Sementara itu, meski kontrak Teman Bus berakhir pada akhir tahun kemarin, Kemenhub masih tetap akan memberikan pendampingan kepada daerah yang berkomitmen mengambil alih operasional bus.
Dalam hal ini, saat daerah mengambil alih, misalnya 4 koridor, maka Kemenhub juga akan memberikan pendampingan pada 4 koridor pula.
“Ada Surakarta, Bandung, Banjarmasin, Surabaya, Medan, Makassar, Palembang, Balikpapan, Banyumas. Jadi, mereka sudah berkomitmen mengambil alih, kemudian pemerintah melakukan pendampingan selama setahun ke depan,” ujarnya.

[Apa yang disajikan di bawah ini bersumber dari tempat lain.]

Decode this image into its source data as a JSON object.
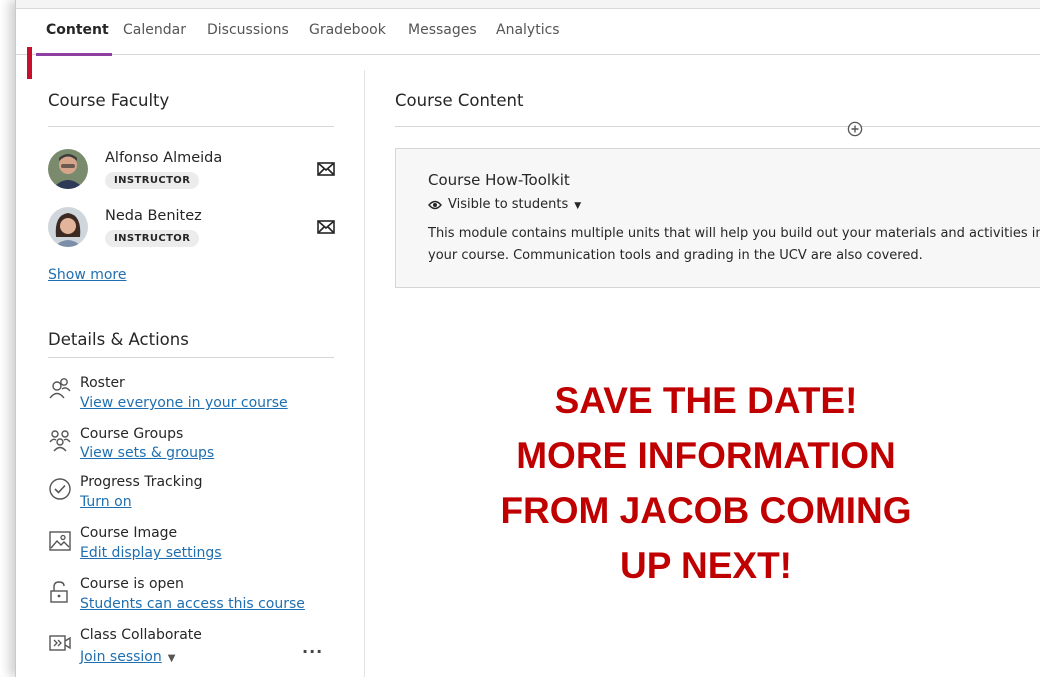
{
  "tabs": {
    "items": [
      "Content",
      "Calendar",
      "Discussions",
      "Gradebook",
      "Messages",
      "Analytics"
    ],
    "active": "Content"
  },
  "faculty": {
    "title": "Course Faculty",
    "members": [
      {
        "name": "Alfonso Almeida",
        "role": "INSTRUCTOR"
      },
      {
        "name": "Neda Benitez",
        "role": "INSTRUCTOR"
      }
    ],
    "show_more": "Show more"
  },
  "details": {
    "title": "Details & Actions",
    "items": [
      {
        "title": "Roster",
        "link": "View everyone in your course",
        "icon": "roster-icon"
      },
      {
        "title": "Course Groups",
        "link": "View sets & groups",
        "icon": "groups-icon"
      },
      {
        "title": "Progress Tracking",
        "link": "Turn on",
        "icon": "progress-check-icon"
      },
      {
        "title": "Course Image",
        "link": "Edit display settings",
        "icon": "image-icon"
      },
      {
        "title": "Course is open",
        "link": "Students can access this course",
        "icon": "unlock-icon"
      },
      {
        "title": "Class Collaborate",
        "link": "Join session",
        "icon": "collaborate-icon"
      }
    ],
    "more": "..."
  },
  "content": {
    "title": "Course Content",
    "module": {
      "title": "Course How-Toolkit",
      "visibility": "Visible to students",
      "description": "This module contains multiple units that will help you build out your materials and activities in your course. Communication tools and grading in the UCV are also covered."
    }
  },
  "announcement": {
    "lines": [
      "SAVE THE DATE!",
      "MORE INFORMATION",
      "FROM JACOB COMING",
      "UP NEXT!"
    ],
    "color": "#c00000"
  },
  "colors": {
    "accent": "#c8102e",
    "tab_underline": "#8e3fa2",
    "link": "#1f6fb0"
  }
}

Budi pun menegaskan bahwa Kemenhub tak akan lagi memperpanjang kontrak perjanjian Teman Bus kepada daerah yang telah berakhir masa kontraknya. Sebab, Kemenhub di tahun ini hanya mengalokasikan anggaran sebesar Rp170 miliar untuk program Teman Bus 2025 serta telah diberikan kepada Manado dan Pontianak.
“Makanya yang sudah 11 tadi yang sejak 2019 tadi, ya memang kami serahkan ke daerah. Kan programnya sudah selesai. Tetapi, tetap kami ada persetujuannya tadi untuk melakukan upaya pendampingan,” tegas Budi.